You might have heard the quote of L.P.Hartley from the novel The Go-Between: “The past is a foreign country; they do things differently there.” There will always be something about the music that our grandparents and parents would listen to when we were children. They bring a keen sense of nostalgia for a time that we didn’t experience. The music of our grandparents’ and parents’ youth.
When we are in our middle or late adulthood we seem to find a great pleasure in the music of our youth. Something that is called a reminiscence bump. A tendency for older adults to have increased recollection for events and memories that seemed to have occurred in their twenties ( adolescence and early adulthood). But what about the music of our grandparents’ and parents’ adolescence and early adulthood? To the psychological scientist and lead researcher Carol Lynne Krumhansl of Cornell University, this phenomena is called cascading reminiscence bump. In an article published on psychologicalscience he put it “Music transmitted from generation to generation shapes autobiographical memories, preferences, and emotional responses, a phenomenon we call cascading ‘reminiscence bumps,’”
In reminiscence bump we tend to develop an affection toward our adolescence and early adulthood mostly because it reminds us of a time that can be considered as easy and most importantly NEW. We experience things whose prevalence affect our remaining life and help us to shape a perspective other than just referring them as either BLACK or WHITE. But in cascading reminiscence bump we not only resonate to the events from our own youth but the events from our grandparents and parents youth but as a form of musical memory.
To explore the connection between autobiographical memories and musical memories, Carol Lynne Krumhansl and Justin Zupnick of the University of California asked 62 college-age participants to listen to two top Billboard hits per year from 1955 to 2009. These participants then had to decide which songs conjured up the strongest feelings, and which ones made the participants happy, sad, energized, or nostalgic. In addition, participants were asked whether they remembered listening to the song by themselves, with their parents, or with friends.

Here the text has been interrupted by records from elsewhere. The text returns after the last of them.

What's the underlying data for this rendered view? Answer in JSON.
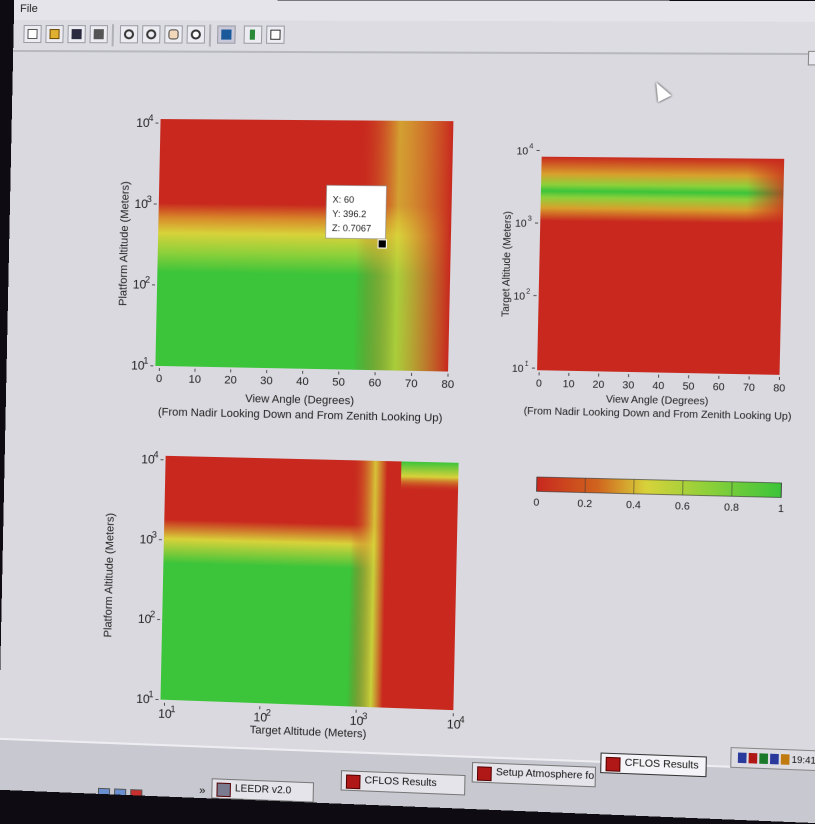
{
  "window": {
    "menu_file": "File"
  },
  "toolbar": {
    "icons": [
      "new-file-icon",
      "open-folder-icon",
      "save-icon",
      "print-icon",
      "zoom-in-icon",
      "zoom-out-icon",
      "pan-hand-icon",
      "reset-view-icon",
      "data-cursor-icon",
      "colorbar-icon",
      "legend-icon"
    ]
  },
  "colors": {
    "red": "#c8281e",
    "yellow": "#d8d23a",
    "green": "#3cc43a",
    "text": "#222222",
    "bg": "#d9d9df"
  },
  "chart_data": [
    {
      "type": "heatmap",
      "id": "plot1",
      "xlabel": "View Angle (Degrees)",
      "xlabel2": "(From Nadir Looking Down and From Zenith Looking Up)",
      "ylabel": "Platform Altitude (Meters)",
      "x_ticks": [
        "0",
        "10",
        "20",
        "30",
        "40",
        "50",
        "60",
        "70",
        "80"
      ],
      "xlim": [
        0,
        80
      ],
      "y_scale": "log",
      "ylim": [
        10,
        10000
      ],
      "y_ticks_base": "10",
      "y_ticks_exp": [
        "1",
        "2",
        "3",
        "4"
      ],
      "description_values": {
        "transition_altitude_m": 1000,
        "rolloff_start_deg": 55
      },
      "tooltip": {
        "x": "X: 60",
        "y": "Y: 396.2",
        "z": "Z: 0.7067"
      }
    },
    {
      "type": "heatmap",
      "id": "plot2",
      "xlabel": "View Angle (Degrees)",
      "xlabel2": "(From Nadir Looking Down and From Zenith Looking Up)",
      "ylabel": "Target Altitude (Meters)",
      "x_ticks": [
        "0",
        "10",
        "20",
        "30",
        "40",
        "50",
        "60",
        "70",
        "80"
      ],
      "xlim": [
        0,
        80
      ],
      "y_scale": "log",
      "ylim": [
        10,
        10000
      ],
      "y_ticks_base": "10",
      "y_ticks_exp": [
        "1",
        "2",
        "3",
        "4"
      ],
      "description_values": {
        "green_band_altitude_m": 2500
      }
    },
    {
      "type": "heatmap",
      "id": "plot3",
      "xlabel": "Target Altitude (Meters)",
      "ylabel": "Platform Altitude (Meters)",
      "x_scale": "log",
      "xlim": [
        10,
        10000
      ],
      "x_ticks_base": "10",
      "x_ticks_exp": [
        "1",
        "2",
        "3",
        "4"
      ],
      "y_scale": "log",
      "ylim": [
        10,
        10000
      ],
      "y_ticks_base": "10",
      "y_ticks_exp": [
        "1",
        "2",
        "3",
        "4"
      ]
    },
    {
      "type": "colorbar",
      "id": "colorbar",
      "range": [
        0,
        1
      ],
      "ticks": [
        "0",
        "0.2",
        "0.4",
        "0.6",
        "0.8",
        "1"
      ]
    }
  ],
  "taskbar": {
    "chevron": "»",
    "tasks": [
      {
        "label": "LEEDR v2.0",
        "active": false
      },
      {
        "label": "CFLOS Results",
        "active": false
      },
      {
        "label": "Setup Atmosphere for H...",
        "active": false
      },
      {
        "label": "CFLOS Results",
        "active": true
      }
    ],
    "clock": "19:41",
    "tray_chevron": "«"
  }
}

Other than being abounded by the music of their current time (as they were all in their early adulthood), the researchers were surprised to see the participants were also emotionally connected with the music that was popular in the early 1980s when the participants’ parents were about 20-25 years old or even younger. Krumhansl and Zupnick theorized that the music of 1980’s were the music of these participants’ childhood and for this reason they demonstrate a particular affinity for the songs their parents were listening to as young adults.
And there was another smaller reminiscence bump for the music of the 1960s. Krumhansl and Zupnick speculated that reminiscence for this music could have been transmitted from the participants’ grandparents, who would have been in their 20s or 30s in the 1960s.
There will always be something about the static noise of a radio, an intro or end music of a TV program or a song from a long past that would be adored. As if we were there and experienced the ’80’s neon utopia’ with our own eyes and ears. As a beings of a future that never took place we’ll always be here and we’ll be nostalgic for a time we never experienced.